I thought…..
I thought passing the test I would feel free. To know I did it. The pressure was off. I did it!!!
My mind unfortunately is working out the bugs…..it drifted to those dark days in Jan were after the first 4 days of the semester I was going to fail the course. Where the assholes at my clinical site screwed me. I thought about that day over and over. No matter what I did was wrong. Mostly it was because they doesn’t give a crap. The surprising thing is looking back the RT I was with was one that is more through than the others are and he wasn’t that day. My mind drifted to the letter I wrote the dean to our meeting along with the teacher in charge of the program. He lied and said it was always an option for me to continue to do the program and clinical the last semester when in reality (yes they told me that BUT I had to be PERFECT the rest of the semester to get a C and that was virtually impossible) And I quote…"even I probably couldn’t pull that off" coming from the head of the program and the reason why I went to the Dean. I liked the head teacher. He was great, understanding, fair, and that’s were I’m having problems………. In May before we graduated they fired him and put the dickhead and most unethical POS( piece of shit) in charge of the program. I can’t help think it was me even though I only wrote bad a about the dickheaded teacher. I keep thinking what if I didn’t fight it….that I did retake everything again. What would Dickhead do??? I never would have made it nor would he have let me. There biggest thing about not wanting to let me finish was the boards after I got out of school. So you go on an pass clinical but you won’t be able to pass the test….. WTF?? I thought then. yeah if I took the test in JAN I wouldn’t pass it but its up to ME when I leave the program to pass it…NOT theirs.

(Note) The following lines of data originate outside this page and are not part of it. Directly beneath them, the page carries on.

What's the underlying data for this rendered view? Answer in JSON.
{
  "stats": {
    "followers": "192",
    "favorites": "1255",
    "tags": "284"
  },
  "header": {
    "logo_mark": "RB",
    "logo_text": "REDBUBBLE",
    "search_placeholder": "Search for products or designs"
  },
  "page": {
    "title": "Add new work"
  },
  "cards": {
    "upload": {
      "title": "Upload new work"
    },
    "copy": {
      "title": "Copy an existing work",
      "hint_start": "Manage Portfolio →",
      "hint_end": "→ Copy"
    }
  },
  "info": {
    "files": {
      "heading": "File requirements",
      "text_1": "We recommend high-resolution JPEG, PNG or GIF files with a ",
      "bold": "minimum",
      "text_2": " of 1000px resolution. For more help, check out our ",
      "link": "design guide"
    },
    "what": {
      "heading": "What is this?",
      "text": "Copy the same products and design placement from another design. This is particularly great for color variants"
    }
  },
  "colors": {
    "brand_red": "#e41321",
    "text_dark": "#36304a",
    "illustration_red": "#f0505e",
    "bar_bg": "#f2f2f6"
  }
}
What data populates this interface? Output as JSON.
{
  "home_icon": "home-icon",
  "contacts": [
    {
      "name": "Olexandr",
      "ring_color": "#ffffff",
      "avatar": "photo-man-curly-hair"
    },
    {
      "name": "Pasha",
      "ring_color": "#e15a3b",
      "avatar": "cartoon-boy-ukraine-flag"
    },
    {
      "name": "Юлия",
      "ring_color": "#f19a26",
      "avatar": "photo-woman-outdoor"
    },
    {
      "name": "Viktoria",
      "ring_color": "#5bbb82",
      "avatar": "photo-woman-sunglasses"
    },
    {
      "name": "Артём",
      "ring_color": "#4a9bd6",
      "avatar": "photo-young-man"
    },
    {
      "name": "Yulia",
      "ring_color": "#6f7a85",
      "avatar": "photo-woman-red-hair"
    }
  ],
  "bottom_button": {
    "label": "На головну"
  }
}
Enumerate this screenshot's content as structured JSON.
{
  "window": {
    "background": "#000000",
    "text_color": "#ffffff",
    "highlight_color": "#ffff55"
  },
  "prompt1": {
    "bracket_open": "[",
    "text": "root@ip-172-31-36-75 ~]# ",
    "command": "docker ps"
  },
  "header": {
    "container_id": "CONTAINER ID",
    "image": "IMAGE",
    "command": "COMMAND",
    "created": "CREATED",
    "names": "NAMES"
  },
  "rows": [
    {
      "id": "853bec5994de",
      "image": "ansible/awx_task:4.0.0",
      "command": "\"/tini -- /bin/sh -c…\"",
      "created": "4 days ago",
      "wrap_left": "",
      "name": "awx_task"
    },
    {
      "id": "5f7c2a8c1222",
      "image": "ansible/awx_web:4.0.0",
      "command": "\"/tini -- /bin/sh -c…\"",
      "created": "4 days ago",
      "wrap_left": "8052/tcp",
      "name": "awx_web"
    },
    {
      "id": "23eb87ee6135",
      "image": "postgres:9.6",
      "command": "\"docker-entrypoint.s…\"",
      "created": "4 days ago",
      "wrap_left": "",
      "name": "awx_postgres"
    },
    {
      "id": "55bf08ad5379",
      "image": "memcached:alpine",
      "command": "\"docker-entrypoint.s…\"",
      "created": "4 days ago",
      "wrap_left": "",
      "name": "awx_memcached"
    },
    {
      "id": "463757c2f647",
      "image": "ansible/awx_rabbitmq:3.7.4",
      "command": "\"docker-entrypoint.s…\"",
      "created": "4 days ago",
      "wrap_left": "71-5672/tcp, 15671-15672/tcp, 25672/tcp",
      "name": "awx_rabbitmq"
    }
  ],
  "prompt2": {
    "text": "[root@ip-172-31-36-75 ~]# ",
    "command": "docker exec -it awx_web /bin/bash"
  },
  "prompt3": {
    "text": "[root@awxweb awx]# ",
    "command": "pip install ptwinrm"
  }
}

The what ifs kept popping into my mind…. I know I should be happy that I did this and its quite and accomplishment but little do most know how close I came to not and shouldn’t have.
Try to let the ‘what-if’s go. Acknowledge them, and then push them aside in your head (I know it’s hard to do, but keep trying, it does get easier). The fact remains you DID pass, and you DID do it, no need now to fret over the ‘what ifs’. Many hugs, that is quite an acomplishment, and be proud of it.